What happened to the other artists
The southern zone gradually became more dangerous to anyone of Jewish origin, culminating when the Germans occupied Grasse in September 1943 after ten months under the Italians.
Jean Arp and Sophie Taeuber took refuge in Zurich, where Sophie died accidentally of carbon monoxide poisoning at the age of 54. Between 1995 and 2021, her photograph, along with an image from one of her works, 'Tête Dada' from 1919, appeared on Swiss 50 franc banknotes (Alberto Giacometti was on the CHF100 ones). In 2021, an exhibition of her work, including embroideries, sculptures, puppets and Dada objects as well as paintings, took place at Tate Modern in London.

Jean Arp continued his pre-eminent career as a painter, poet and sculptor, dying in Switzerland in 1996. No less than three foundations hold and commemorate his work, often alongside that of Sophie.
Alberto Magnelli retained La Ferrage after the war as a summer home, but his very successful career was based in Meudon, outside Paris. He died in 1971. His work is shown in major museums world-wide, including locally in the Fondation Maeght.

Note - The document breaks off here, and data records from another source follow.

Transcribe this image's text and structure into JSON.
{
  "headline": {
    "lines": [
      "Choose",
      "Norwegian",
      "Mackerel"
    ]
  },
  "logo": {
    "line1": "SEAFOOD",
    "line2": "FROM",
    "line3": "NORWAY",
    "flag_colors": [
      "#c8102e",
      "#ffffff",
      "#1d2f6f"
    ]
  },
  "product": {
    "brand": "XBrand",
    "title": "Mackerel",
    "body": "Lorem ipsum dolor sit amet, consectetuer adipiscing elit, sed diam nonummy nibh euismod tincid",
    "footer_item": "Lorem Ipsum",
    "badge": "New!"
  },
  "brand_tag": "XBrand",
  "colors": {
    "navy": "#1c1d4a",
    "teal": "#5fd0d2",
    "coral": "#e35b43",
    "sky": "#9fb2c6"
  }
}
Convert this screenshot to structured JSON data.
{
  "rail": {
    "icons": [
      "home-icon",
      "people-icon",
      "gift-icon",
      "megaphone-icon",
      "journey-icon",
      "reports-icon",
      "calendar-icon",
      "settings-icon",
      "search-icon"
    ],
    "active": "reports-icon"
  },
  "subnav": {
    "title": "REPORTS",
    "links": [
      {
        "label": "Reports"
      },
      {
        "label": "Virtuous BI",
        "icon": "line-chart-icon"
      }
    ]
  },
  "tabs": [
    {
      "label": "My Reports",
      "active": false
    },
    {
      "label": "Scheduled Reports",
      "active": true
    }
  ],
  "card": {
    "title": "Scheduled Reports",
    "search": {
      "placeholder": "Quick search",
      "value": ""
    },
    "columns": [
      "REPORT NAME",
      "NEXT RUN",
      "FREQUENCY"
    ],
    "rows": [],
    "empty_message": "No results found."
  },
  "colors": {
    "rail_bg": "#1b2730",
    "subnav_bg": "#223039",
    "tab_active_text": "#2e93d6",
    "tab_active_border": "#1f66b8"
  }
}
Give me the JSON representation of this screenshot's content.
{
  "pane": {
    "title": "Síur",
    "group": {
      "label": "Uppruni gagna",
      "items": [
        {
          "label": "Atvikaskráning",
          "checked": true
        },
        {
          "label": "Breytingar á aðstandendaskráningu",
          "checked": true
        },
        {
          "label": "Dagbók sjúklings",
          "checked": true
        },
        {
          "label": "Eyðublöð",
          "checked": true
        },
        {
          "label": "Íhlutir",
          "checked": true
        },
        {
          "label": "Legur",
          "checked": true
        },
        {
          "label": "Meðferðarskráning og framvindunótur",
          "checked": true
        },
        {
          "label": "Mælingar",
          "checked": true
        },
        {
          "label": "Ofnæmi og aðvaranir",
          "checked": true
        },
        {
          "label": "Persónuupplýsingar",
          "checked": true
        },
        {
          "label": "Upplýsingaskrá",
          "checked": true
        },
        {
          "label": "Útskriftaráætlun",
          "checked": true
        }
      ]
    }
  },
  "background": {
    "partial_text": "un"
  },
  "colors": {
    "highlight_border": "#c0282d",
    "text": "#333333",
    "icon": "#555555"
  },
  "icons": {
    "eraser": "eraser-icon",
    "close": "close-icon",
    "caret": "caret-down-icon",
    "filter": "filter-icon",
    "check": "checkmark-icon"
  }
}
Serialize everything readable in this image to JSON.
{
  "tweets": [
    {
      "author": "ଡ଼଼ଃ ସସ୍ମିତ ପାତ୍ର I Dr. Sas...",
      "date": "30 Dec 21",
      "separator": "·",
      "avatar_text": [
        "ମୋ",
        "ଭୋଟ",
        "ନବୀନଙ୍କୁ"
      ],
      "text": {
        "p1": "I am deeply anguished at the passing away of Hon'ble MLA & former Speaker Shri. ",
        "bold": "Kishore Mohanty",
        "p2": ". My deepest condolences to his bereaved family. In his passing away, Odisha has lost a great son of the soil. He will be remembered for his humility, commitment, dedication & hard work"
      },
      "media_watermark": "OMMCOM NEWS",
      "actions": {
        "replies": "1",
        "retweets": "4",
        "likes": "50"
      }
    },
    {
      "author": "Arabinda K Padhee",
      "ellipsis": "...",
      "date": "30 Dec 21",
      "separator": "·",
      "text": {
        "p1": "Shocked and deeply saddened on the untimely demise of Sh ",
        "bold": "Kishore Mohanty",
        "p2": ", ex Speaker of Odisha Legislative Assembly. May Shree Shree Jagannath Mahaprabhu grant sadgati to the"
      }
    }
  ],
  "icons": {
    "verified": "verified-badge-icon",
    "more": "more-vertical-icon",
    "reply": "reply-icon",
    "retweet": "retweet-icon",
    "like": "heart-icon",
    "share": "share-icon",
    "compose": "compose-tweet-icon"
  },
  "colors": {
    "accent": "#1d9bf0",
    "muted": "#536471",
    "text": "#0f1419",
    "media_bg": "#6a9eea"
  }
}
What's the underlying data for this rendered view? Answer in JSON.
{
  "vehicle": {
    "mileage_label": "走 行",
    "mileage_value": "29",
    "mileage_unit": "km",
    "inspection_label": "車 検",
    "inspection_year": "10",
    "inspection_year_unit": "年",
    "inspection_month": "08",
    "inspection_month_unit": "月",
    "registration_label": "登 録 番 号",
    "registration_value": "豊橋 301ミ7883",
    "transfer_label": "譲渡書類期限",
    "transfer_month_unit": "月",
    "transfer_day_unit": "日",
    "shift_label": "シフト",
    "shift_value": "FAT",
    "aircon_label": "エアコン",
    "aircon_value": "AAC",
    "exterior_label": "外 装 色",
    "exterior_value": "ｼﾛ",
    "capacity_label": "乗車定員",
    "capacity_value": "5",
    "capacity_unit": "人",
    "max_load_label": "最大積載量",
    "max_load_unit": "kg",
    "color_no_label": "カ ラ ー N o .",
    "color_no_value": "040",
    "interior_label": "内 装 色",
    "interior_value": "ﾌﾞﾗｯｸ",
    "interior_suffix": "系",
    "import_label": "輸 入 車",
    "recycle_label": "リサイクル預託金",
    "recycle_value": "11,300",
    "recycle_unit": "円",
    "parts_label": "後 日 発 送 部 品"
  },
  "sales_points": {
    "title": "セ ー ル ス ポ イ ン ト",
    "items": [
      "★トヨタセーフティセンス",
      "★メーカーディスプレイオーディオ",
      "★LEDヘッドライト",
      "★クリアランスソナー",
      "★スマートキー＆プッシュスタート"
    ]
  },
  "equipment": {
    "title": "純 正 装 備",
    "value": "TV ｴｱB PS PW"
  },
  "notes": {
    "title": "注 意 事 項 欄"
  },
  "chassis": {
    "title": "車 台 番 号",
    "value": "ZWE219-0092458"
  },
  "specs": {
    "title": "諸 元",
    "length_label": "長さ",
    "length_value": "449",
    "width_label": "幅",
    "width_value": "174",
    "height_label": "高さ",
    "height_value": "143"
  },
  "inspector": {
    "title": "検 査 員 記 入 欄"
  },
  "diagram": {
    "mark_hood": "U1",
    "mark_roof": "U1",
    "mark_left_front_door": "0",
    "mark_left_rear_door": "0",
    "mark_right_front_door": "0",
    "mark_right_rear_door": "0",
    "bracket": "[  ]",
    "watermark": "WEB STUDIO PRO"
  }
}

Sonia Delaunay spent much of her life post-1945 in establishing Robert as a first rank artist, but she exhibited her own work and created illustrated books. Her paintings are mostly in the Pompidou, the Musée d'Art Moderne in Paris and the Museum of Grenoble, but are also exhibited in other museums around the world.
François Stahly went to Normandy in 1943. He set up a workshop in Paris in 1949 and later worked and taught in the USA. He was another post-war success. Many of his pieces can be seen publicly in France and elsewhere. He received various prestigious awards before dying at the age of 95 in 2006.
*I am indebted to 'L'Art Retrouvé', Marie-Christine Grasse, Parkstone 1997, for the illustrations marked with an asterisk.